Situando-nos no tão recente Holocénico, nunca a concentração de CO2 na atmosfera teve uma subida anual tão veloz como a observada no último ano de 2016. Onde, para além do incremento de mais de 3 ppm no seu reservatório atmosférico, se transpôs a barreira mágica dos 0,04%1. Um valor frequentemente arredondado à segunda casa decimal, a que nos habituámos há décadas, quando se questionava sobre a concentração do CO2 na atmosfera terrestre.
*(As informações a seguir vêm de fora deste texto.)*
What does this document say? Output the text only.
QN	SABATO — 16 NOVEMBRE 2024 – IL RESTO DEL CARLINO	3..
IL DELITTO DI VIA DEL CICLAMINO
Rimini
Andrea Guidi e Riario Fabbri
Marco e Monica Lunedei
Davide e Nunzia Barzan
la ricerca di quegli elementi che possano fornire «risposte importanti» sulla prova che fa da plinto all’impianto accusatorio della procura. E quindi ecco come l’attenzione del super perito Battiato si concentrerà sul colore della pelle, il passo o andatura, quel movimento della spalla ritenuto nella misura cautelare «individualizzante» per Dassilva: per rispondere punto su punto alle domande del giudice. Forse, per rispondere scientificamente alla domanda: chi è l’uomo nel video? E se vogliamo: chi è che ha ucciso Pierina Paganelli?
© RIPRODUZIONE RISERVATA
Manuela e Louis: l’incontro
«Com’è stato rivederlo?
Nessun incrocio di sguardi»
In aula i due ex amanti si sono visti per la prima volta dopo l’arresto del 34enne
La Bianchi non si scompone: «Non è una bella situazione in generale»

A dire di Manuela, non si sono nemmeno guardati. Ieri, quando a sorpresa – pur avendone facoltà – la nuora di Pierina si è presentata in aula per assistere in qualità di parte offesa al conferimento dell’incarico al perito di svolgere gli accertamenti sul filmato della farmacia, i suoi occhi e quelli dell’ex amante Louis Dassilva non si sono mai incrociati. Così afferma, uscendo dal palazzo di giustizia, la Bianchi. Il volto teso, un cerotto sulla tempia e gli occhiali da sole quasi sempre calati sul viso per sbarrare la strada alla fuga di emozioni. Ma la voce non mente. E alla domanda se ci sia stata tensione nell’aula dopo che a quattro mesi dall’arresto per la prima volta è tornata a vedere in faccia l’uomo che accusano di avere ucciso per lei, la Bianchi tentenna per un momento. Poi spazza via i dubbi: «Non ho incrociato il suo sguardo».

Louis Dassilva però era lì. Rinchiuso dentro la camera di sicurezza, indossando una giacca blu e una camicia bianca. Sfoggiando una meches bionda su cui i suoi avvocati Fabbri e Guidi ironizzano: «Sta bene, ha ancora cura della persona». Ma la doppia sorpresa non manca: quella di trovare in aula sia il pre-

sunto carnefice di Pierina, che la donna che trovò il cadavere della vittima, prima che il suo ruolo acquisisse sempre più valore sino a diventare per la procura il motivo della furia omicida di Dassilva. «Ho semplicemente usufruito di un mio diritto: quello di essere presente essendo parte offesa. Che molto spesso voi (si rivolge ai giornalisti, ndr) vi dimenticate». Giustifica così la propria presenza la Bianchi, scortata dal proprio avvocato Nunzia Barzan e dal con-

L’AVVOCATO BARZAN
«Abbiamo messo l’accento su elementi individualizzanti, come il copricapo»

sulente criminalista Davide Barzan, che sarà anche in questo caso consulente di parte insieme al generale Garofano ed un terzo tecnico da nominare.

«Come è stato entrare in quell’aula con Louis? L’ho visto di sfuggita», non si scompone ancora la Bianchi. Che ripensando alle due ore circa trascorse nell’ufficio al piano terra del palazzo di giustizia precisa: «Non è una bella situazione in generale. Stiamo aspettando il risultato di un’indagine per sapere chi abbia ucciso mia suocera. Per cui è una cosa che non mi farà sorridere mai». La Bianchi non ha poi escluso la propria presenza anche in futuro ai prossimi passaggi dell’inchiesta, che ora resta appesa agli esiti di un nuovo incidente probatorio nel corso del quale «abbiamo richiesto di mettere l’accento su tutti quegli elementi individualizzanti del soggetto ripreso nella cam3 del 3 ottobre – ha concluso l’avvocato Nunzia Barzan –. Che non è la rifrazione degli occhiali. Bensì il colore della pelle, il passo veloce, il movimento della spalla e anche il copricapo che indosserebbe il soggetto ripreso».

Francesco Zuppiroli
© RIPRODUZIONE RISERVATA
Uma resposta algo inconsciente, como se, a esta velocidade de crescimento, não fizesse qualquer diferença mais uma unidade de parte por milhão.

Figura 1. O atol de Malé do Norte na sua porção mais oriental. As ilhas carbonatadas e habitadas de Dhiffushi e Meeru.

Tudo isto, e muito mais, recorda-nos uma série de documentários sobre o impacto das alterações climáticas. Desde Uma Verdade Inconveniente de 2006, do ex vice- Presidente dos EUA, Al Gore, ao recentíssimo e mais atual Before the Flood, que tem Leonardo DiCaprio como narrador, já que os grandes protagonistas deste documentário são, inevitavelmente, o homem e a Terra! E, num impulso, até poderíamos recordar o malfadado Titanic, e do provável maior número de icebergues que aquele encontraria nos dias de hoje nos mares do Atlântico Norte. Mas é o menos conhecido The Island President, de Mohamed Nasheed, o então presidente das Maldivas, que nos conduz a um dos lugares que representa maior risco no planeta, quanto à iminente subida do nível do mar, resultante do aumento vertiginoso dos gases de efeito de estufa: as Maldivas. Situado no maravilhoso Oceano Índico, este país é só, morfologicamente falando, o mais raso do Mundo! E um dos mais atrativos pelas suas centenas de ilhas de cor branca, num contraste com os múltiplos tons de azul e verde da água do mar, imagem capaz de instigar a ambição de quem anseia encontrar o paraíso (FIGURAS 1 e 2).

Figura 2. Contraste entre o branco da areia (carbonatada) da praia e o azul turquesa da laguna. Ao fundo, o limite do atol. Uma imagem de marca das Maldivas.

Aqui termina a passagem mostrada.